Readability is about how easily you can read words or a document as a whole (headings, sentences, paragraphs, quotes, etc.). This is influenced by your text formatting decisions (typography) such as structure, hierarchy, font sizes, line length, line height, margins, whitespace, and contrast.
Legibility is about how easily you can recognize, distinguish, and read individual characters in a text. This is largely determined by how the characters in a typeface are designed.
Readability is about the overall reading experience, while legibility is about recognizing characters in a typeface. If you can’t read individual characters in a font, the font is illegible, at least in that specific context.
It’s worth mentioning that a block of text can still be readable, despite having legibility issues. You don’t necessarily need to distinguish every letter in a word to understand it because your brain can fill in the blanks — unless the word in question is foreign to you. However, this is not an ideal scenario.
It’s also worth mentioning that a font can be illegible at X font size, but legible at a bigger font size. More about that later.
How readability and legibility interplay
The following is an important observation about the inverse relationship between legibility and readability, which most people don’t realize.

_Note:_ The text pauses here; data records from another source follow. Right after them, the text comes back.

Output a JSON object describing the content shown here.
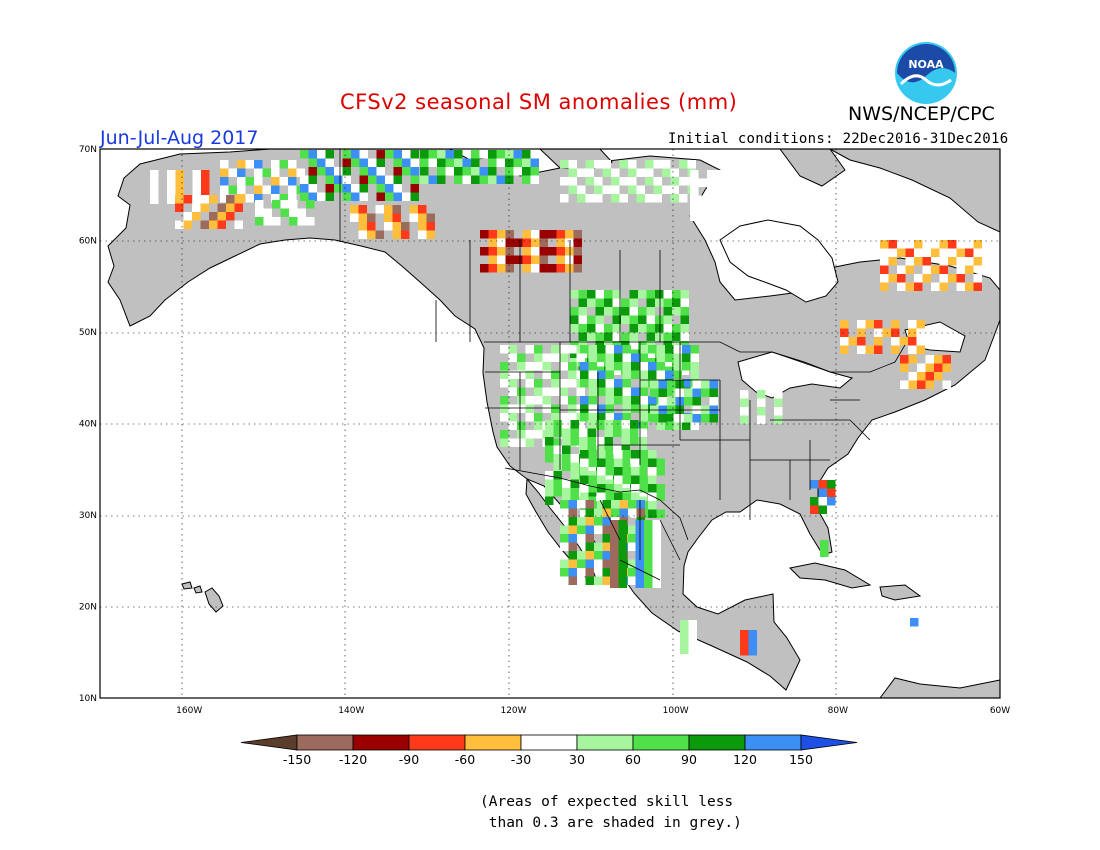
{
  "header": {
    "title": "CFSv2 seasonal SM anomalies (mm)",
    "agency": "NWS/NCEP/CPC",
    "logo_text": "NOAA",
    "period": "Jun-Jul-Aug 2017",
    "initial_conditions": "Initial conditions: 22Dec2016-31Dec2016"
  },
  "colors": {
    "title": "#dd0000",
    "period": "#1a3ae0",
    "ocean": "#ffffff",
    "skill_mask_grey": "#c0c0c0",
    "logo_blue": "#1b4aa8",
    "logo_cyan": "#37c8f0"
  },
  "map": {
    "lat_labels": [
      "70N",
      "60N",
      "50N",
      "40N",
      "30N",
      "20N",
      "10N"
    ],
    "lon_labels": [
      "160W",
      "140W",
      "120W",
      "100W",
      "80W",
      "60W"
    ],
    "lat_range": [
      10,
      70
    ],
    "lon_range": [
      -171,
      -60
    ],
    "gridlines": "dotted"
  },
  "colorbar": {
    "tick_labels": [
      "-150",
      "-120",
      "-90",
      "-60",
      "-30",
      "30",
      "60",
      "90",
      "120",
      "150"
    ],
    "bins": [
      {
        "label": "< -150",
        "color": "#5a3d2b"
      },
      {
        "label": "-150 to -120",
        "color": "#9c6b5d"
      },
      {
        "label": "-120 to -90",
        "color": "#9a0000"
      },
      {
        "label": "-90 to -60",
        "color": "#ff3a1a"
      },
      {
        "label": "-60 to -30",
        "color": "#ffbe3c"
      },
      {
        "label": "-30 to 30",
        "color": "#ffffff"
      },
      {
        "label": "30 to 60",
        "color": "#a8f5a0"
      },
      {
        "label": "60 to 90",
        "color": "#4fe04a"
      },
      {
        "label": "90 to 120",
        "color": "#0b9a0b"
      },
      {
        "label": "120 to 150",
        "color": "#3c8ff5"
      },
      {
        "label": "> 150",
        "color": "#1e50e6"
      }
    ]
  },
  "footnote": {
    "line1": "(Areas of expected skill less",
    "line2": " than 0.3 are shaded in grey.)"
  }
}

- A typeface can be illegible but readable at the same time.
- A typeface can be legible and unreadable at the same time.
Huh?
Well, individual characters in a font can be easy to recognize individually, but those characters might not read well in a group of letters (whole words).
A block of text can still be readable, despite having legibility issues because you don’t necessarily need to distinguish every letter in a word to understand it because your brain can fill in the blanks — unless the word in question is foreign to you.
Remember, readability is how well you can read whole words or blocks of text as a whole — legibility is about recognizing individual letters.
Font sizes play a huge role in readability and legibility.
Especially sans serif fonts, are often so plain and evenly balanced in their character design, that at small font sizes it’s hard to tell the difference between i’s and l’s, or m’s and n’s because small font sizes mean fewer pixels, which results in less detail, and therefore less distinguishability.
Doesn’t that make the font illegible? No, it makes it unreadable, at small font sizes, because if you can still read the characters individually, the font is legible from a design perspective.
However, the readability is hurt because of the lack of details on the characters, at small font sizes, make them blend in certain words.
Serif typefaces often have better readability at small font sizes than sans serifs, because the extra font character details make it easier to separate characters in whole words, and thus it doesn’t cause you to pause and squint your eyes to read words.
Conversely, at bigger font sizes, sans serifs often have better readability than serif — at least when it comes to reading speed.
How so? Because at bigger font sizes you have more pixels to work with, which adds enough details on sans serifs to avoid certain characters blending — but not so much detail that it slows down reading speed.
The more pixels/details on characters the more time it takes for the brain to process information.
Because serif typefaces have extra decorations on their letters (more detail usually means more pixels) there’s more information for the brain to process, which can slow down reading speed.
In other words, the same typeface can:
- Increase reading speed and readability at bigger font sizes — compared to other typefaces
- Slow down reading speed and hurt readability at small font sizes — compared to other typefaces.
Pick fonts that are designed for the web
Since responsive web design will make your text smaller or bigger depending on the screen size, you should pick a font that has both great readability and legibility, at all screen sizes.
With many older fonts, that were not originally designed for the web, you’ll often experience some type of legibility or readability issue, especially at small font sizes. A classic example is Helvetica.
Helvetica is borderline illegible below 12pt (16px), and almost unreadable as a whole, because characters in certain words, such as the l’s and i’s in “milliliter” look so similar to each other that you have to pause, squint, and work hard to comprehend them:
Since there’s no such thing as a perfect typeface, you’re always making some type of trade-off. However, professional typeface designers of modern times are aware of the challenges of web typography and have this in mind when they design web fonts today.